O caminho não é
perfeito, não é longo, não é curto, não é interminável, não é fantástico, mas
tem de ser um caminho de pura e simples aprendizagem, pois cada um será a
sombra daquilo que aprende ou até daquilo que quis aprender.
Nas vidas que
correm por aí, tornou-se banal e normal, cobiçarmos a caminhada do vizinho, do
colega, do patrão, do amigo, só porque ele tem um carro melhor, uma casa maior
e até uma mulher mais jeitosa.
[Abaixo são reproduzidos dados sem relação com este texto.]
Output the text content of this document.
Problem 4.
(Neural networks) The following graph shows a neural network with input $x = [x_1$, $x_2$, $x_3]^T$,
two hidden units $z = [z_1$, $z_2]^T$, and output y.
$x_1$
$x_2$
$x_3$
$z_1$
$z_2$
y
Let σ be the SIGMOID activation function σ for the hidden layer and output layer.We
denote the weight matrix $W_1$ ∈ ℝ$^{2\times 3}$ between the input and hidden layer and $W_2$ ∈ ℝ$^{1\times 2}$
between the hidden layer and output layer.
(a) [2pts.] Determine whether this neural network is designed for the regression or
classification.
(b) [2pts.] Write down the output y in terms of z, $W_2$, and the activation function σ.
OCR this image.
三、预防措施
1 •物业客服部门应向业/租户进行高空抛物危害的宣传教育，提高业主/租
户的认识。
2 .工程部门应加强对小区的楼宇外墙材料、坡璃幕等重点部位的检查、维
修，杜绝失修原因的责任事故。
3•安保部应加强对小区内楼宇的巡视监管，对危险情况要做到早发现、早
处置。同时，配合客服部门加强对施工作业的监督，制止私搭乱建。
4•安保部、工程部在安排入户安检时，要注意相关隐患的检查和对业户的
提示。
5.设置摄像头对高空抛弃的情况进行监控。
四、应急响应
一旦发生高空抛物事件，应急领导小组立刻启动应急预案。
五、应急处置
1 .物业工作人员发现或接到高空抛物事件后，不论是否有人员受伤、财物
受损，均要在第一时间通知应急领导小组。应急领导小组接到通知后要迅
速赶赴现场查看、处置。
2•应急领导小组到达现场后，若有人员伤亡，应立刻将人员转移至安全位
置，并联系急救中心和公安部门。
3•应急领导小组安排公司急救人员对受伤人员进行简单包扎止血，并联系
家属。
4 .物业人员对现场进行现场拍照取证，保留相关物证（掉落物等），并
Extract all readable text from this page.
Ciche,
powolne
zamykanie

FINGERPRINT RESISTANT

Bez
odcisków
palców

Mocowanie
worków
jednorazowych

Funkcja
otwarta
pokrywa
Deixou de ser normal gostarmos da nossa própria
vida, para apreciarmos de camarote a vida do outro, só porque sonhamos em ser
aquilo que não somos e talvez nunca venhamos a ser.
Assim que somos
despejados para o mundo, de imediato temos de abrir os olhos e chorar, pois a
serenidade será presságio de que algo está mal, e que presságio trará a nossa
serenidade a observar e “namorar” a caminhada do outro?
Cada um terá
sempre a capacidade de ser feliz na sua própria caminhada, se simplesmente
quiser ser melhor, não que os outros, mas sim melhor para si, para a sua
aprendizagem, para a sua satisfação pessoal.
Cada um terá
sempre a capacidade de cobiçar, e realmente será muito mais fácil, do que lutar,
persistir ou acreditar, mas irá simplesmente morrer com o desejo de querer e
nunca de querer realmente.
Acredito que a
felicidade estará mais depressa ao meu alcance do que do meu vizinho, pois a
minha felicidade e realização passará por mim, e nunca por ti, por tal acredito
também, que a minha vida pode não ser melhor que a do vizinho, mas é a minha e
é aquela que tenho e é o único bem que tenho só e só meu.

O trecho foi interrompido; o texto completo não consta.